Brexiteers suspect this could turn into a permanent situation, restricting the freedom to strike trade deals.
Writing in the Sunday Times, Mr Davis said the plan was unacceptable.
“This is one of the most fundamental decisions that government has taken in modern times,” he added.
The article comes ahead of a crucial summit with EU leaders in Brussels on Wednesday which will determine whether or not a deal can be struck.
Mr Davis resigned from his post in July – days after Mrs May’s so-called Chequers deal was agreed by cabinet – saying he did not believe in the plan.
He was soon followed out of government by the then-Foreign Secretary Boris Johnson, who claimed the PM was leading the UK into a “semi-Brexit” with the “status of a colony”.
The pair have been vocal opponents of Mrs May’s direction since returning to the backbenches.
The issue of the border between Northern Ireland and the Republic of Ireland, which will become the UK’s border with the EU, is one of the last remaining obstacles to achieving a divorce deal with Brussels.
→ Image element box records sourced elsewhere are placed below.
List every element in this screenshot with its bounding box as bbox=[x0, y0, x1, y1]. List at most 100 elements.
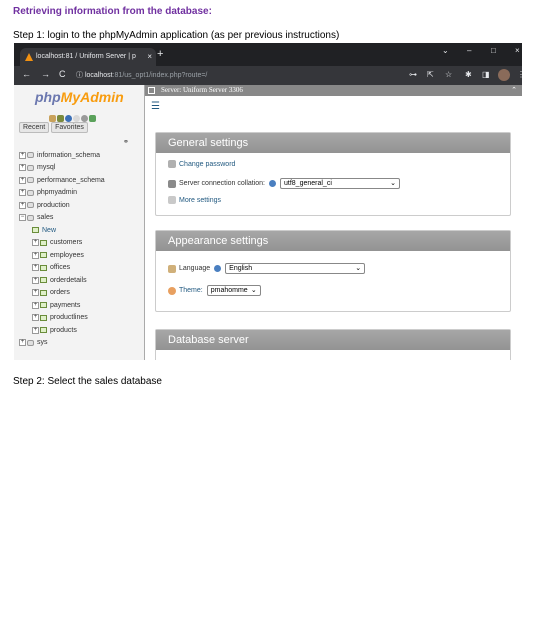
settings-gear-icon[interactable] bbox=[81, 115, 88, 122]
table-item[interactable]: + payments bbox=[19, 299, 105, 312]
close-window-icon[interactable]: × bbox=[515, 46, 520, 55]
database-server-title: Database server bbox=[156, 330, 510, 350]
expand-icon[interactable]: + bbox=[32, 251, 39, 259]
key-icon bbox=[168, 160, 176, 168]
database-icon bbox=[27, 177, 34, 184]
database-icon bbox=[27, 202, 34, 209]
tab-search-icon[interactable]: ⌄ bbox=[442, 46, 449, 55]
new-tab-icon[interactable]: + bbox=[157, 48, 163, 60]
theme-select[interactable]: pmahomme ⌄ bbox=[206, 285, 261, 296]
profile-avatar[interactable] bbox=[498, 69, 510, 81]
expand-icon[interactable]: + bbox=[19, 164, 26, 172]
sidebar-icon[interactable]: ◨ bbox=[482, 70, 490, 79]
maximize-icon[interactable]: □ bbox=[491, 46, 496, 55]
table-item[interactable]: + customers bbox=[19, 237, 105, 250]
more-settings-link[interactable]: More settings bbox=[168, 196, 221, 204]
table-icon bbox=[40, 239, 47, 246]
expand-icon[interactable]: + bbox=[19, 339, 26, 347]
help-icon[interactable] bbox=[269, 180, 276, 187]
share-icon[interactable]: ⇱ bbox=[427, 70, 434, 79]
expand-icon[interactable]: + bbox=[32, 239, 39, 247]
language-select[interactable]: English ⌄ bbox=[225, 263, 366, 274]
tab-title: localhost:81 / Uniform Server | p bbox=[36, 53, 136, 60]
extension-icon[interactable]: ✱ bbox=[465, 70, 472, 79]
sql-icon[interactable] bbox=[57, 115, 64, 122]
expand-icon[interactable]: + bbox=[32, 301, 39, 309]
expand-icon[interactable]: + bbox=[32, 276, 39, 284]
general-settings-panel: General settings Change password Server … bbox=[155, 132, 511, 216]
table-icon bbox=[40, 277, 47, 284]
expand-icon[interactable]: + bbox=[19, 176, 26, 184]
step-1-text: Step 1: login to the phpMyAdmin applicat… bbox=[13, 30, 340, 41]
database-icon bbox=[27, 339, 34, 346]
table-icon bbox=[40, 314, 47, 321]
database-item[interactable]: + sys bbox=[19, 337, 105, 350]
theme-row: Theme: pmahomme ⌄ bbox=[168, 285, 261, 296]
table-item[interactable]: + employees bbox=[19, 249, 105, 262]
database-item[interactable]: + phpmyadmin bbox=[19, 187, 105, 200]
server-icon bbox=[148, 87, 155, 94]
database-icon bbox=[27, 189, 34, 196]
expand-icon[interactable]: + bbox=[32, 289, 39, 297]
tab-favorites[interactable]: Favorites bbox=[51, 122, 88, 133]
table-item[interactable]: + offices bbox=[19, 262, 105, 275]
chevron-down-icon: ⌄ bbox=[390, 180, 396, 187]
browser-toolbar: ← → C ⓘ localhost:81/us_opt1/index.php?r… bbox=[14, 66, 522, 85]
table-item[interactable]: + orderdetails bbox=[19, 274, 105, 287]
expand-icon[interactable]: + bbox=[32, 264, 39, 272]
key-icon[interactable]: ⊶ bbox=[409, 70, 417, 79]
language-icon bbox=[168, 264, 176, 273]
tab-recent[interactable]: Recent bbox=[19, 122, 50, 133]
table-item[interactable]: + orders bbox=[19, 287, 105, 300]
server-breadcrumb[interactable]: Server: Uniform Server 3306 ⌃ bbox=[145, 85, 522, 96]
new-table-link[interactable]: New bbox=[19, 224, 105, 237]
expand-icon[interactable]: + bbox=[19, 201, 26, 209]
expand-icon[interactable]: + bbox=[19, 151, 26, 159]
chevron-down-icon: ⌄ bbox=[250, 287, 257, 294]
change-password-link[interactable]: Change password bbox=[168, 160, 235, 168]
menu-icon[interactable]: ⋮ bbox=[517, 70, 522, 79]
table-item[interactable]: + products bbox=[19, 324, 105, 337]
recent-favorites-tabs: Recent Favorites bbox=[19, 122, 88, 133]
phpmyadmin-screenshot: localhost:81 / Uniform Server | p × + ⌄ … bbox=[14, 43, 522, 360]
database-icon bbox=[27, 152, 34, 159]
minimize-icon[interactable]: – bbox=[467, 46, 471, 55]
collapse-icon[interactable]: ⌃ bbox=[511, 85, 517, 96]
language-row: Language English ⌄ bbox=[168, 263, 366, 274]
collation-select[interactable]: utf8_general_ci ⌄ bbox=[280, 178, 400, 189]
database-tree: + information_schema + mysql + performance_… bbox=[19, 149, 105, 349]
browser-tab[interactable]: localhost:81 / Uniform Server | p × bbox=[20, 48, 156, 66]
phpmyadmin-logo[interactable]: phpMyAdmin bbox=[35, 89, 124, 105]
database-item[interactable]: + mysql bbox=[19, 162, 105, 175]
home-icon[interactable] bbox=[49, 115, 56, 122]
link-chain-icon[interactable]: ⚭ bbox=[123, 138, 129, 146]
database-item[interactable]: + performance_schema bbox=[19, 174, 105, 187]
database-item[interactable]: + production bbox=[19, 199, 105, 212]
reload-nav-icon[interactable] bbox=[89, 115, 96, 122]
table-icon bbox=[40, 302, 47, 309]
table-item[interactable]: + productlines bbox=[19, 312, 105, 325]
expand-icon[interactable]: + bbox=[19, 189, 26, 197]
database-item-sales[interactable]: − sales bbox=[19, 212, 105, 225]
collapse-icon[interactable]: − bbox=[19, 214, 26, 222]
appearance-settings-title: Appearance settings bbox=[156, 231, 510, 251]
hamburger-menu-icon[interactable]: ☰ bbox=[151, 101, 166, 112]
reload-icon[interactable]: C bbox=[59, 69, 66, 79]
address-bar[interactable]: ⓘ localhost:81/us_opt1/index.php?route=/ bbox=[76, 69, 446, 83]
docs-icon[interactable] bbox=[73, 115, 80, 122]
palette-icon bbox=[168, 286, 176, 295]
collation-row: Server connection collation: utf8_general… bbox=[168, 178, 400, 189]
star-icon[interactable]: ☆ bbox=[445, 70, 452, 79]
forward-icon[interactable]: → bbox=[41, 69, 50, 79]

Wrangling is continuing over the nature of a “backstop” to keep the border open if a wider UK-EU trade arrangement cannot resolve it.
The EU’s version, which would see just Northern Ireland remain aligned with Brussels’ rules, has been called unacceptable by Mrs May and the DUP.
Mr Davis said the government’s negotiating strategy had “fundamental flaws”, arising from the “unwise decision in December to accept the EU’s language on dealing with the Northern Ireland border”.
Negotiations have continued this weekend between the UK and the EU ahead of Wednesday’s meeting.
Deal or no deal
On Saturday evening, German newspaper Suddeutsche Zeitung reported a deal had already been reached between Mrs May and the EU, and would be announced on Monday.
But a No 10 source told the BBC the report was “100%, categorically untrue” and negotiations were ongoing.
The paper said it had seen a leaked memo from EU negotiators to EU ambassadors stating: “Deal made.”
DUP leader Arlene Foster, meanwhile, warned the prime minister on Saturday not to accept a “dodgy” deal with the EU.
Mrs Foster said Mrs May should not back a plan that would “effectively cut Northern Ireland adrift”.
According to a leaked email reported in the Observer, Mrs Foster is preparing for a no-deal Brexit.
More than three-quarters of NHS trusts, however, have made no preparations for the UK’s departure from the EU whatsoever, according to Freedom of Information obtained by the People’s Vote campaign.
The group also commissioned a YouGov poll of the UK’s doctors and nurses, who – according to the poll – now back another referendum by a margin of three to one.